INTRODUCTION

Sickle cell trait (SCT) is increasingly being studied as a risk factor for diseases disproportionately affecting African Americans.1 Research into sickle cell disease (SCD) is also increasing due to poor outcomes in this understudied condition.2 Most sickle cell research uses hemoglobin electrophoresis or genetic data to identify patients. However, such information is not always collected or available in clinical care records, limiting adequate sample sizes in large databases with useful outcomes. The utility of International Classification of Diseases (ICD) codes to determine sickle cell status has not been examined in detail. We sought to determine sickle cell prevalence and the validity of sickle cell ICD codes in African American adults in a large multi-hospital healthcare system.

METHODS

We reviewed all adult African American patients with a hemoglobin electrophoresis in the patients’ data registry of Partners Healthcare, Boston Massachusetts. Hemoglobin electrophoresis reports were used as the “gold standard” for the diagnosis of SCT and SCD. ICD codes input any time after January 1, 2005, were used as the test. All analyses were conducted using STATA 14.2 (StataCorp.).

SCT ICD codes used were 282.5 or D57.3. SCD ICD codes used were 282.4x (1, 2), 282.6x (0–4, 8, 9), 289.52, 517.3, D57.0x (0–2), D57.1, D57.20, D57.21x (1, 2, 9), D57.40, D57.41x (1, 2, 9), D57.80, and D57.81x (1, 2, 9). ICD code algorithms evaluated were (i) at least one, (ii) at least two, and (iii) at least five of the same or different codes. Anemia (average hemoglobin < 12 g/dL) and low average urine specific gravity (USG < 1.015), both of which may occur in sickle cell,3 were subsequently added. We determined SCT and SCD prevalence, and the sensitivity, specificity, positive predictive value (PPV), negative predictive value (NPV), and the area under the curve (AUC) for each algorithm. This study was approved by the Institutional Review Board at Partners Healthcare, Boston Massachusetts and the need for informed consent was waived.

RESULTS

We identified 10,877 African American patients who had undergone a hemoglobin electrophoresis (Table 1). The prevalence of SCT and SCD was 12% and 2%, respectively. Results are shown in Table 2. InSCT, using at least one ICD code had the highest AUC (0.784). Adding anemia and low USG improved the SCTAUC (0.866) but diminished the PPV. In SCD, at least two ICD codes achieved an AUC of 0.956. The addition of anemia and low USG further increased SCD AUC to 0.977 (Table 2).

Table 1. Characteristics of All Patients as of January 1, 2005, Based on Hemoglobin Electrophoresis
Table 2. Sensitivity, Specificity, Predictive Values, and Areas Under the Curve (AUC) of ICD Code–Based Algorithms for the Determination of Sickle Cell Trait and Sickle Cell Disease Status

DISCUSSION

Our findings suggest that ICD codes can adequately adjudicate sickle cell status for observational studies.

SCT rarely has overt clinical manifestations1; therefore, physicians may not code for sickle cell trait unless prompted. Hence, SCT PPV reached 78% despite the low prevalence in our cohort. Although adding complications increased SCT AUC to 0.866 from 0.784, the PPV fell to 45.5% due to an increase in false positives. Not having a SCT code remained highly predictive (95.8%) for SCT absence. In contrast, SCD ICD code algorithms achieved high AUCs although the PPV was diminished (27%) due to low prevalence. The absence of a SCD ICD code essentially excluded SCD. Adding complications improved SCD AUC; however, the PPV was moderate (52.2%).

The influence of hemoglobin electrophoresis on ICD coding by physicians is unclear; therefore, these results need to be confirmed in a validation cohort where the gold standard is not clinically indicated.
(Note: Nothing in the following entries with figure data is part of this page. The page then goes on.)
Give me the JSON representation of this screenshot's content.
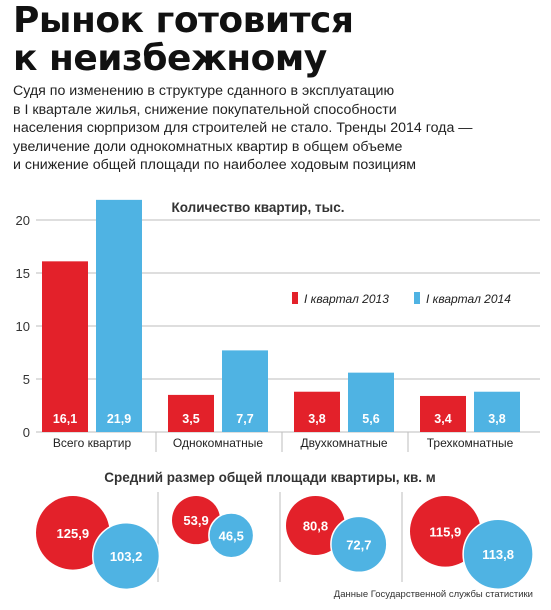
{
  "title_lines": [
    "Рынок готовится",
    "к неизбежному"
  ],
  "lead_lines": [
    "Судя по изменению в структуре сданного в эксплуатацию",
    "в I квартале жилья, снижение покупательной способности",
    "населения сюрпризом для строителей не стало. Тренды 2014 года  —",
    "увеличение доли однокомнатных квартир в общем объеме",
    "и снижение общей площади по наиболее ходовым позициям"
  ],
  "colors": {
    "red": "#e3212a",
    "blue": "#4fb3e3",
    "grid": "#bdbdbd"
  },
  "chart_data": [
    {
      "type": "bar",
      "title": "Количество квартир, тыс.",
      "categories": [
        "Всего квартир",
        "Однокомнатные",
        "Двухкомнатные",
        "Трехкомнатные"
      ],
      "series": [
        {
          "name": "I квартал 2013",
          "values": [
            16.1,
            3.5,
            3.8,
            3.4
          ],
          "labels": [
            "16,1",
            "3,5",
            "3,8",
            "3,4"
          ],
          "color": "#e3212a"
        },
        {
          "name": "I квартал 2014",
          "values": [
            21.9,
            7.7,
            5.6,
            3.8
          ],
          "labels": [
            "21,9",
            "7,7",
            "5,6",
            "3,8"
          ],
          "color": "#4fb3e3"
        }
      ],
      "yticks": [
        "0",
        "5",
        "10",
        "15",
        "20"
      ],
      "ylim": [
        0,
        22
      ],
      "legend": "right"
    },
    {
      "type": "bubble",
      "title": "Средний размер общей площади квартиры, кв. м",
      "categories": [
        "Всего квартир",
        "Однокомнатные",
        "Двухкомнатные",
        "Трехкомнатные"
      ],
      "series": [
        {
          "name": "I квартал 2013",
          "values": [
            125.9,
            53.9,
            80.8,
            115.9
          ],
          "labels": [
            "125,9",
            "53,9",
            "80,8",
            "115,9"
          ],
          "color": "#e3212a"
        },
        {
          "name": "I квартал 2014",
          "values": [
            103.2,
            46.5,
            72.7,
            113.8
          ],
          "labels": [
            "103,2",
            "46,5",
            "72,7",
            "113,8"
          ],
          "color": "#4fb3e3"
        }
      ]
    }
  ],
  "source": "Данные Государственной службы статистики"
}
Using hemoglobin electrophoresis may have falsely increased the prevalence of sickle cell in our cohort (which was higher than the national average4, 5) and biased this population towards anemia.

In conclusion, sickle cell ICD codes are valuable tools for identifying SCT and SCD patients for much needed large epidemiological studies. Due to moderate PPVs, the use of sickle cell ICD codes in epidemiological studies should be accompanied by a sensitivity analysis using only sickle cell cases confirmed by the available gold standard to verify the direction of observed estimates. Given the risk for misclassification associated with moderate PPVs, we would not recommend using sickle cell ICD codes to create prediction models based on sickle cell status. Rather, with the sensitivity analysis caveat, sickle cell ICD codes would be best suited for investigating clinical associations in retrospective observational data which can subsequently be evaluated prospectively.